Some tracks could have been cut yesterday: Cabaret Voltaire is represented here with Over and Over and they need no explanation from us. There’s also the steaming dance stew of Plus Instruments. Bodies highlights Truus de Groot’s brilliant ability to mix the downright weird into a snappy and simple pop sensibility. It’s a shame de Groot’s music isn’t more widely celebrated, a lot of her “speaking from another planet” attitudes were later made mainstream by bands like Pixies and in that light, her closest contemporary could be seen to be Talking Heads. In such a male dominated world her breezy, strong muse deserves more credit.
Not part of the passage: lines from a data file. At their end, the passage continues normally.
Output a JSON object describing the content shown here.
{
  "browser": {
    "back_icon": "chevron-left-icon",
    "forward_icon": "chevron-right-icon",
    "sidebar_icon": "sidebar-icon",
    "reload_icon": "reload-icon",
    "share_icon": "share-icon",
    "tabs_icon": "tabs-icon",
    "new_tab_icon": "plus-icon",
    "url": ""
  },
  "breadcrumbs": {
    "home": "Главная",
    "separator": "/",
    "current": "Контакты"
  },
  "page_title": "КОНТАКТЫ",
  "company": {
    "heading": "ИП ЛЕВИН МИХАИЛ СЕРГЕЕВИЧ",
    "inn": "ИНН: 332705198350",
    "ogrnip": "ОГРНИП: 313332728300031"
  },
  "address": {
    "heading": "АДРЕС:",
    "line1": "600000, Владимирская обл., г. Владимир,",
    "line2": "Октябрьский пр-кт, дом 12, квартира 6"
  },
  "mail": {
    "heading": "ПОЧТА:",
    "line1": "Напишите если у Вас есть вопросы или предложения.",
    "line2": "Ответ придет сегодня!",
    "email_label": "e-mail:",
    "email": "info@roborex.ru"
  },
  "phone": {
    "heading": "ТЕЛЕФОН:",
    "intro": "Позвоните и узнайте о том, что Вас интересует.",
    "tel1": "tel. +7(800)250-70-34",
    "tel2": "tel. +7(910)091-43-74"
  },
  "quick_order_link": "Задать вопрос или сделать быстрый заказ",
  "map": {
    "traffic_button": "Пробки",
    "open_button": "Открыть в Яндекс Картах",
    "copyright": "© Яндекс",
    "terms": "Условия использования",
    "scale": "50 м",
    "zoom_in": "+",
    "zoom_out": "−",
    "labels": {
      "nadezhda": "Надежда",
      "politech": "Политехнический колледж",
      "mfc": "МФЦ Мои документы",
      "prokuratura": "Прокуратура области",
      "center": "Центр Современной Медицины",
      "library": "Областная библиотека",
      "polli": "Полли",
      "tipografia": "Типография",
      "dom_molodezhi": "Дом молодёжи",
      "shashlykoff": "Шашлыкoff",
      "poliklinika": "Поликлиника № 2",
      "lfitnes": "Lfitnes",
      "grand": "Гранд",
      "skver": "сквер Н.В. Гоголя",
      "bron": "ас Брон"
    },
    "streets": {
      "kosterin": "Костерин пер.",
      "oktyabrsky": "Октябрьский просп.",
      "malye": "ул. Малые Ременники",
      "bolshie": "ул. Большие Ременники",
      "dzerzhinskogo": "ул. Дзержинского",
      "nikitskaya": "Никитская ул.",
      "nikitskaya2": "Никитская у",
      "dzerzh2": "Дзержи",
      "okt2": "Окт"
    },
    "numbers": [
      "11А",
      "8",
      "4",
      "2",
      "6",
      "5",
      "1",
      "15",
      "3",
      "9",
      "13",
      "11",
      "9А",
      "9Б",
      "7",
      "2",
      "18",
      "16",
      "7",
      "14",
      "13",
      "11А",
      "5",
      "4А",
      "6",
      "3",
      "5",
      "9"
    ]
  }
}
Mekanik Kommando, one of the great bands of the era, are here too: their simple sound predates the things that occasionally appear on labels like Erased Tapes, Monica and Karaoke Kalk by a good 30 years. Their quiet, circuit-board vibe – shown here by the brilliantly unfussy Connection-Disconnection and the bonus track Radio Mekanik (and, to be fair, also shown with Nexda’s Untitled)- literally synthesises the human and machine in the manner that can be heard in things created by Toulouse Low Trax or Guido Moebius in present day Berlin. The same can be said of Virgin Prunes; a band much talked about but rarely heard. Still, now Cluster have effectively been rehabilitated into the Rock Canon this ethereal alien music now doesn’t seem so outlandish as in fact there are labels churning out this kind of stuff, Gizeh, or No Fire Recordings over in Italy spring to mind.

The extra tracks seem to look to fill the gaps in the original record, with music that again either sinks or floats on the swells and currents of our modern sensibilities. Minny Pops – agent provocateurs of the scene and the veritable standard bearers of ULTRA into the UK – are present by virtue of the extra track, the typically uncompromising Night Out (I wonder why they weren’t on the original LP). It’s funny to see the ‘Pops now rehabilitated in the UK as part of the “scene” of bands to name drop… We also get occasionally brilliant pieces Vice, Nasmak, Das Wesen and Bazooka, all important “drivers” of the time – all bands with attitudes that somehow have feet in the now whilst being indisputably part of then. While people know of  the likes of Nasmak, I’d hope this reappraisal also happens to Dirk Polak, a real pioneer and mover and shaker in underground Holland for over 40 years. He’s represented here with Valori Plastici, a collaboration piece that sounds like it’s been beamed down from a lost Goran Bregovic / Deliah Derbyshire jam.

So, a record that is well worth your time, but don’t get sucked into the past. To quote Robert Bruce, “look about ye” and keep your heads in the now.